Updated 2014-05-17
On one of my trips to the upper peninsula of Michigan, I set up my Canon PowerShot SX100IS with CHDK's built-in intervalometer script, giving me a picture every 30 seconds of a 9-hour trip. This is the method I used on my Debian box to convert that series of images to a video.
One of the challenges was that the pictures ended up in two folders for some reason. My camera followed the all-too-familiar 121CANON/IMG_xxxx.JPG naming scheme, but somewhere in the middle, it wrote to 122CANON/IMG_xxxx.JPG as well. This is a problem because the tool I'll be using to convert to video expects the files to have sequential numbering; this is how it will determine the order. The files in this 122CANON folder are sequenced entirely differently. Happily, the camera's real-time clock battery was good, and each file was given a valid modification time...this is what I'll use to re-order the images into one sequence.
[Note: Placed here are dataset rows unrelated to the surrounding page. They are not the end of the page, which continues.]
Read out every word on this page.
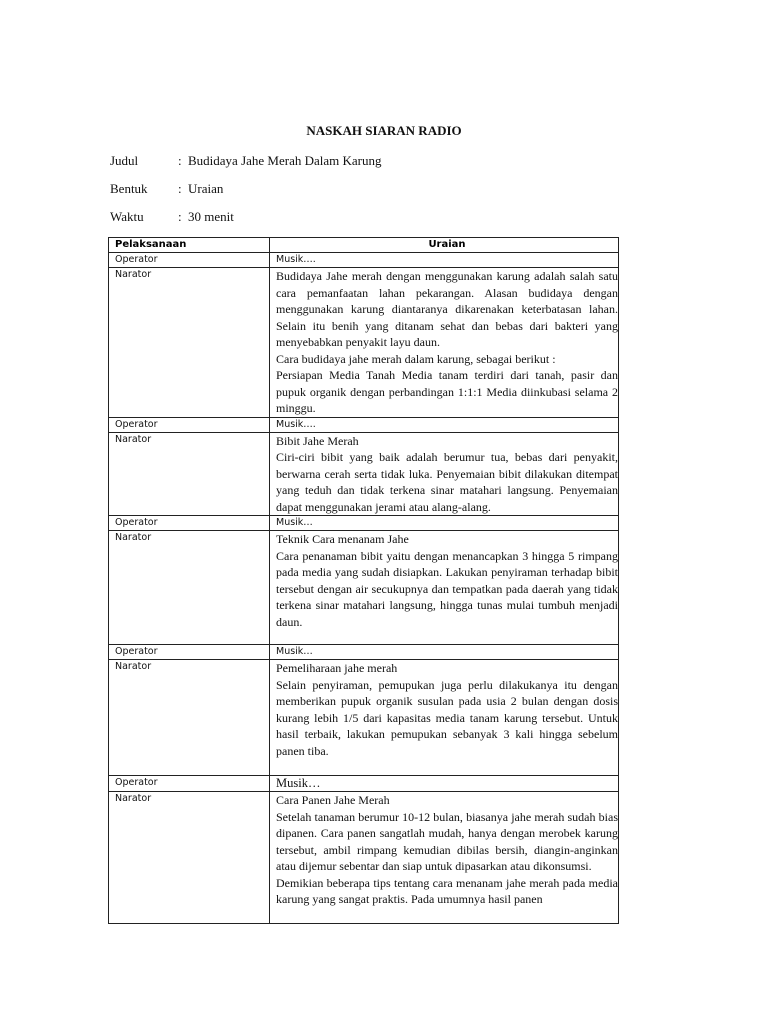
NASKAH SIARAN RADIO
Judul	: Budidaya Jahe Merah Dalam Karung
Bentuk : Uraian
Waktu	: 30 menit
Pelaksanaan	Uraian
Operator	Musik….
Narator	Budidaya Jahe merah dengan menggunakan karung adalah salah satu cara pemanfaatan lahan pekarangan. Alasan budidaya dengan menggunakan karung diantaranya dikarenakan keterbatasan lahan. Selain itu benih yang ditanam sehat dan bebas dari bakteri yang menyebabkan penyakit layu daun.
Cara budidaya jahe merah dalam karung, sebagai berikut :
Persiapan Media Tanah Media tanam terdiri dari tanah, pasir dan pupuk organik dengan perbandingan 1:1:1 Media diinkubasi selama 2 minggu.

Operator	Musik….
Narator	Bibit Jahe Merah
Ciri-ciri bibit yang baik adalah berumur tua, bebas dari penyakit, berwarna cerah serta tidak luka. Penyemaian bibit dilakukan ditempat yang teduh dan tidak terkena sinar matahari langsung. Penyemaian dapat menggunakan jerami atau alang-alang.

Operator	Musik…
Narator	Teknik Cara menanam Jahe
Cara penanaman bibit yaitu dengan menancapkan 3 hingga 5 rimpang pada media yang sudah disiapkan. Lakukan penyiraman terhadap bibit tersebut dengan air secukupnya dan tempatkan pada daerah yang tidak terkena sinar matahari langsung, hingga tunas mulai tumbuh menjadi daun.

Operator	Musik…
Narator	Pemeliharaan jahe merah
Selain penyiraman, pemupukan juga perlu dilakukanya itu dengan memberikan pupuk organik susulan pada usia 2 bulan dengan dosis kurang lebih 1/5 dari kapasitas media tanam karung tersebut. Untuk hasil terbaik, lakukan pemupukan sebanyak 3 kali hingga sebelum panen tiba.

Operator	Musik…
Narator	Cara Panen Jahe Merah
Setelah tanaman berumur 10-12 bulan, biasanya jahe merah sudah bias dipanen. Cara panen sangatlah mudah, hanya dengan merobek karung tersebut, ambil rimpang kemudian dibilas bersih, diangin-anginkan atau dijemur sebentar dan siap untuk dipasarkan atau dikonsumsi.
Demikian beberapa tips tentang cara menanam jahe merah pada media karung yang sangat praktis. Pada umumnya hasil panen
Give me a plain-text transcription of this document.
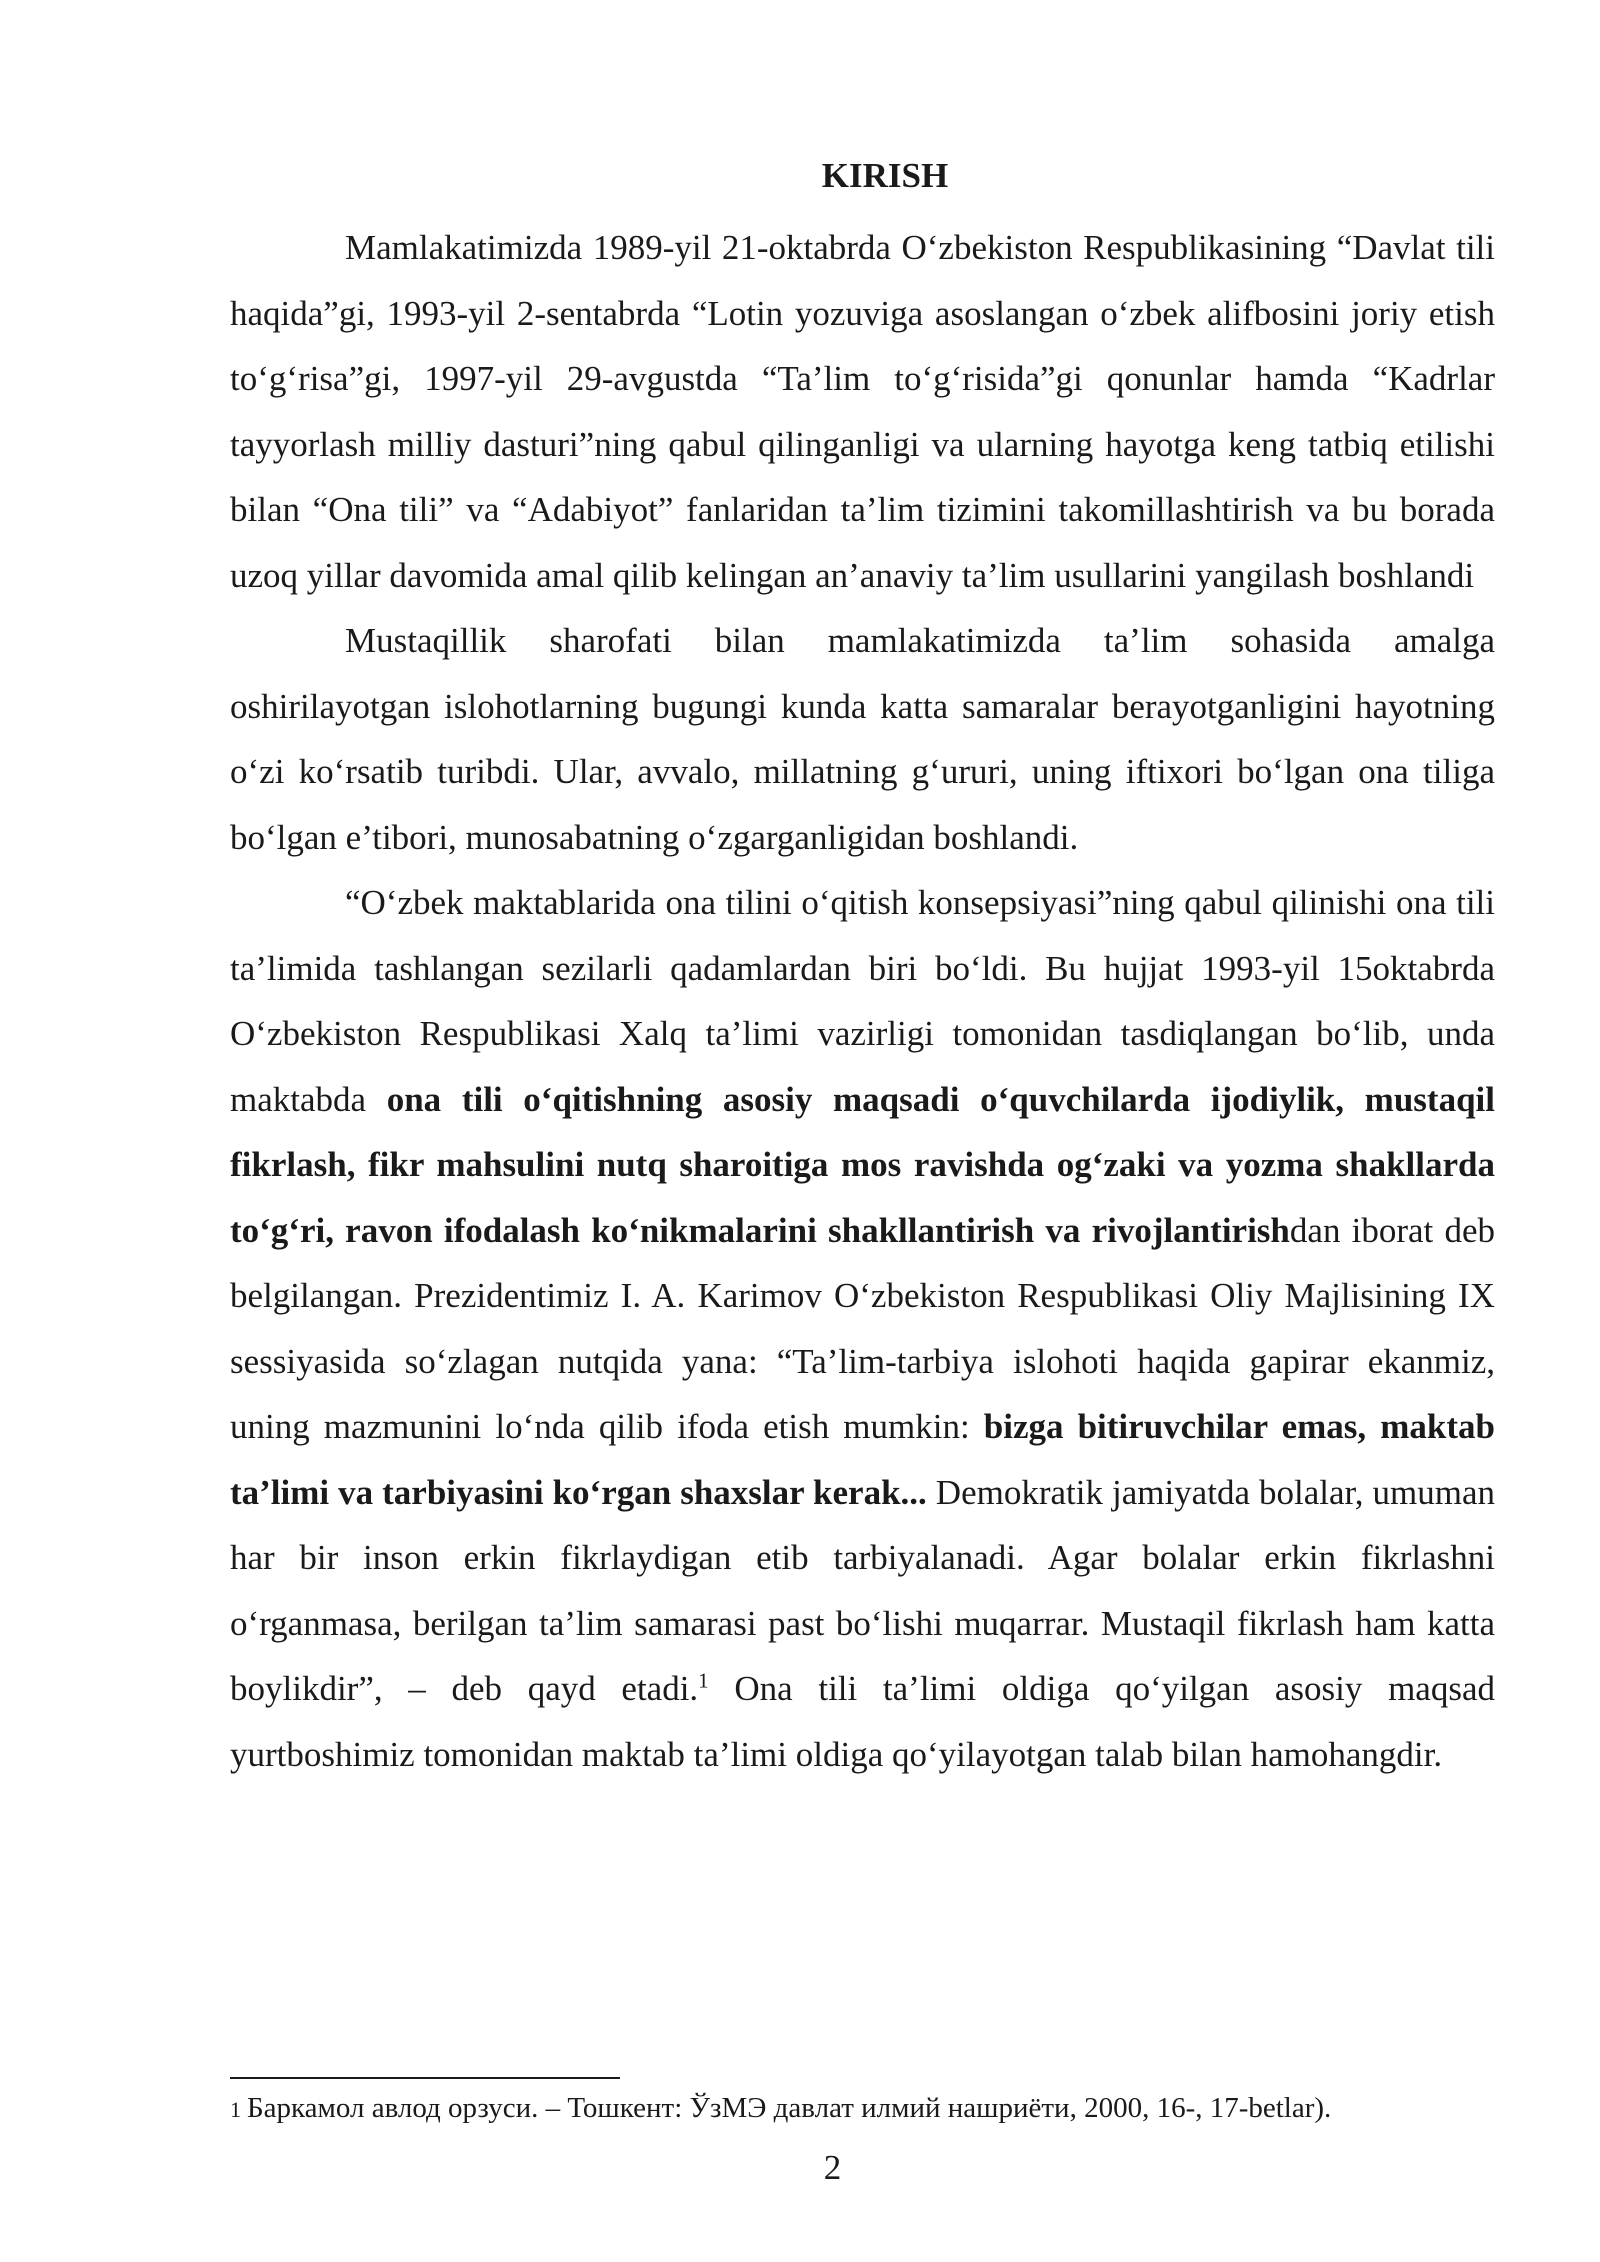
KIRISH

Mamlakatimizda 1989-yil 21-oktabrda O‘zbekiston Respublikasining “Davlat tili haqida”gi, 1993-yil 2-sentabrda “Lotin yozuviga asoslangan o‘zbek alifbosini joriy etish to‘g‘risa”gi, 1997-yil 29-avgustda “Ta’lim to‘g‘risida”gi qonunlar hamda “Kadrlar tayyorlash milliy dasturi”ning qabul qilinganligi va ularning hayotga keng tatbiq etilishi bilan “Ona tili” va “Adabiyot” fanlaridan ta’lim tizimini takomillashtirish va bu borada uzoq yillar davomida amal qilib kelingan an’anaviy ta’lim usullarini yangilash boshlandi

Mustaqillik sharofati bilan mamlakatimizda ta’lim sohasida amalga oshirilayotgan islohotlarning bugungi kunda katta samaralar berayotganligini hayotning o‘zi ko‘rsatib turibdi. Ular, avvalo, millatning g‘ururi, uning iftixori bo‘lgan ona tiliga bo‘lgan e’tibori, munosabatning o‘zgarganligidan boshlandi.

“O‘zbek maktablarida ona tilini o‘qitish konsepsiyasi”ning qabul qilinishi ona tili ta’limida tashlangan sezilarli qadamlardan biri bo‘ldi. Bu hujjat 1993-yil 15oktabrda O‘zbekiston Respublikasi Xalq ta’limi vazirligi tomonidan tasdiqlangan bo‘lib, unda maktabda ona tili o‘qitishning asosiy maqsadi o‘quvchilarda ijodiylik, mustaqil fikrlash, fikr mahsulini nutq sharoitiga mos ravishda og‘zaki va yozma shakllarda to‘g‘ri, ravon ifodalash ko‘nikmalarini shakllantirish va rivojlantirishdan iborat deb belgilangan. Prezidentimiz I. A. Karimov O‘zbekiston Respublikasi Oliy Majlisining IX sessiyasida so‘zlagan nutqida yana: “Ta’lim-tarbiya islohoti haqida gapirar ekanmiz, uning mazmunini lo‘nda qilib ifoda etish mumkin: bizga bitiruvchilar emas, maktab ta’limi va tarbiyasini ko‘rgan shaxslar kerak... Demokratik jamiyatda bolalar, umuman har bir inson erkin fikrlaydigan etib tarbiyalanadi. Agar bolalar erkin fikrlashni o‘rganmasa, berilgan ta’lim samarasi past bo‘lishi muqarrar. Mustaqil fikrlash ham katta boylikdir”, – deb qayd etadi.$^1$ Ona tili ta’limi oldiga qo‘yilgan asosiy maqsad yurtboshimiz tomonidan maktab ta’limi oldiga qo‘yilayotgan talab bilan hamohangdir.

1 Баркамол авлод орзуси. – Тошкент: ЎзМЭ давлат илмий нашриёти, 2000, 16-, 17-betlar).
2
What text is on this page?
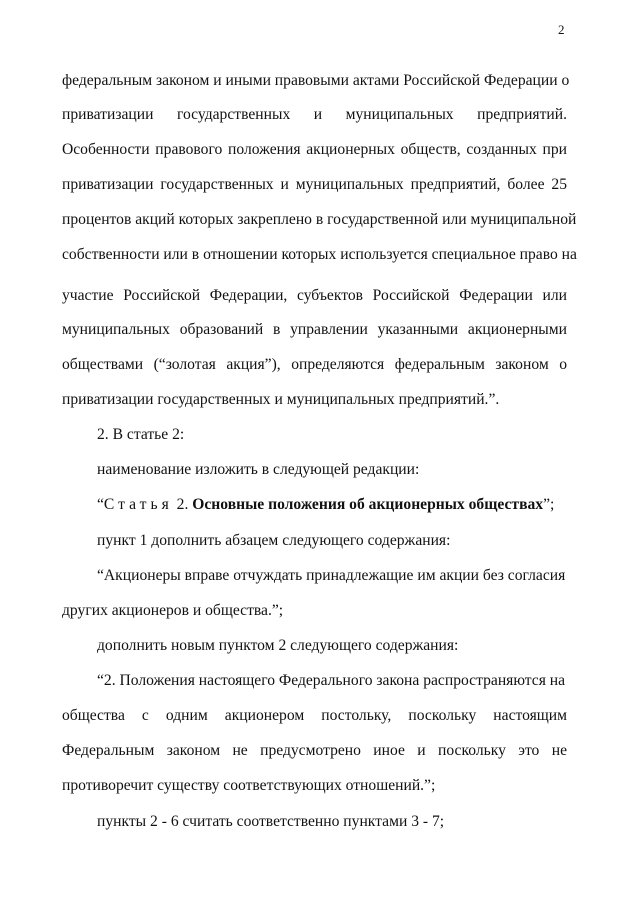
2
федеральным законом и иными правовыми актами Российской Федерации о
приватизации государственных и муниципальных предприятий.
Особенности правового положения акционерных обществ, созданных при
приватизации государственных и муниципальных предприятий, более 25
процентов акций которых закреплено в государственной или муниципальной
собственности или в отношении которых используется специальное право на
участие Российской Федерации, субъектов Российской Федерации или
муниципальных образований в управлении указанными акционерными
обществами (“золотая акция”), определяются федеральным законом о
приватизации государственных и муниципальных предприятий.”.
2. В статье 2:
наименование изложить в следующей редакции:
“Статья 2. Основные положения об акционерных обществах”;
пункт 1 дополнить абзацем следующего содержания:
“Акционеры вправе отчуждать принадлежащие им акции без согласия
других акционеров и общества.”;
дополнить новым пунктом 2 следующего содержания:
“2. Положения настоящего Федерального закона распространяются на
общества с одним акционером постольку, поскольку настоящим
Федеральным законом не предусмотрено иное и поскольку это не
противоречит существу соответствующих отношений.”;
пункты 2 - 6 считать соответственно пунктами 3 - 7;
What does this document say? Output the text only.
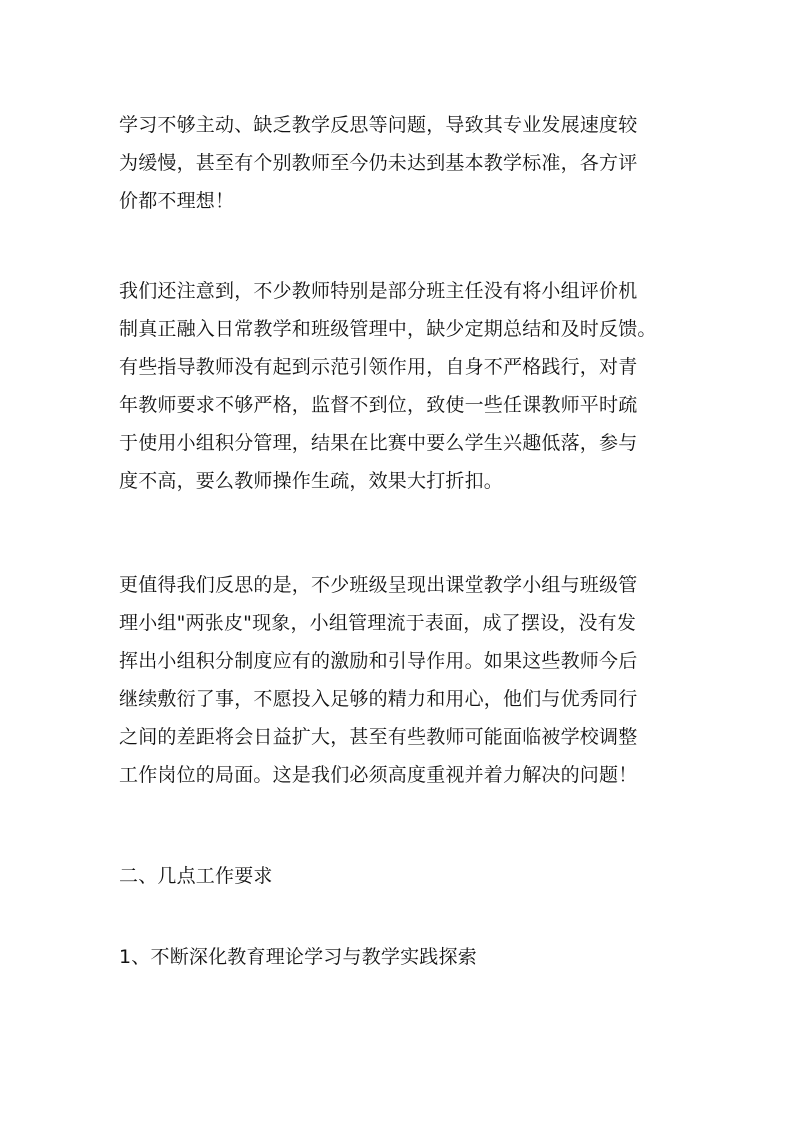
学习不够主动、缺乏教学反思等问题，导致其专业发展速度较
为缓慢，甚至有个别教师至今仍未达到基本教学标准，各方评
价都不理想！
我们还注意到，不少教师特别是部分班主任没有将小组评价机
制真正融入日常教学和班级管理中，缺少定期总结和及时反馈。
有些指导教师没有起到示范引领作用，自身不严格践行，对青
年教师要求不够严格，监督不到位，致使一些任课教师平时疏
于使用小组积分管理，结果在比赛中要么学生兴趣低落，参与
度不高，要么教师操作生疏，效果大打折扣。
更值得我们反思的是，不少班级呈现出课堂教学小组与班级管
理小组"两张皮"现象，小组管理流于表面，成了摆设，没有发
挥出小组积分制度应有的激励和引导作用。如果这些教师今后
继续敷衍了事，不愿投入足够的精力和用心，他们与优秀同行
之间的差距将会日益扩大，甚至有些教师可能面临被学校调整
工作岗位的局面。这是我们必须高度重视并着力解决的问题！
二、几点工作要求
1、不断深化教育理论学习与教学实践探索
So I hacked together a Python (v2, not v3, just because) script to first rename each file from IMG_xxxx to simply its number of seconds since epoch. It looks like this:
import os.path, time, datetime import shutil import glob os.chdir("/path/to/timelapse/122CANON") for file in glob.glob("./*.JPG"): nicename = repr(os.path.getmtime(file)) shutil.copyfile(file,"/path/to/timelapse/renamed/"+nicename+".jpg")
I changed the path on that 4th line and reran the script for each folder. I could then sort by name and get them chronologically ordered in the renamed folder. (Amusingly enough, there was a ".0" in the filename of everything because the time-since-epoch is stored as a float and I couldn't be bothered to look up which formatting command rounds to nearest whole number.) Now to give them sequential numbers.
import os.path, time, datetime import shutil import glob os.chdir("/path/to/timelapse/renamed") sortedNames = sorted(glob.glob("./*.jpg")) idx = 0 for file in sortedNames: nicename = "%04d" % idx idx += 1 shutil.move(file,nicename+".jpg")
Now we have a folder with nice sequential names. Time to run the video converter.
avconv -r 30 -i %04d.jpg -s hd480 -vcodec libx264 time-lapse.mp4
After several minutes of churning, I got what I came here for--a 1-minute video file, where each frame was an image from the time lapse I took. The -r value is frames per second, so slowing that down would make the video longer and make each image display for a longer time. The %04d.jpg is how we get the indexed images into the converter. The other options I just copy-pasted from here (apparently ffmpeg is now called avconv. Huh). I'm sure there's infinite tweakability here, but I don't care to look into it.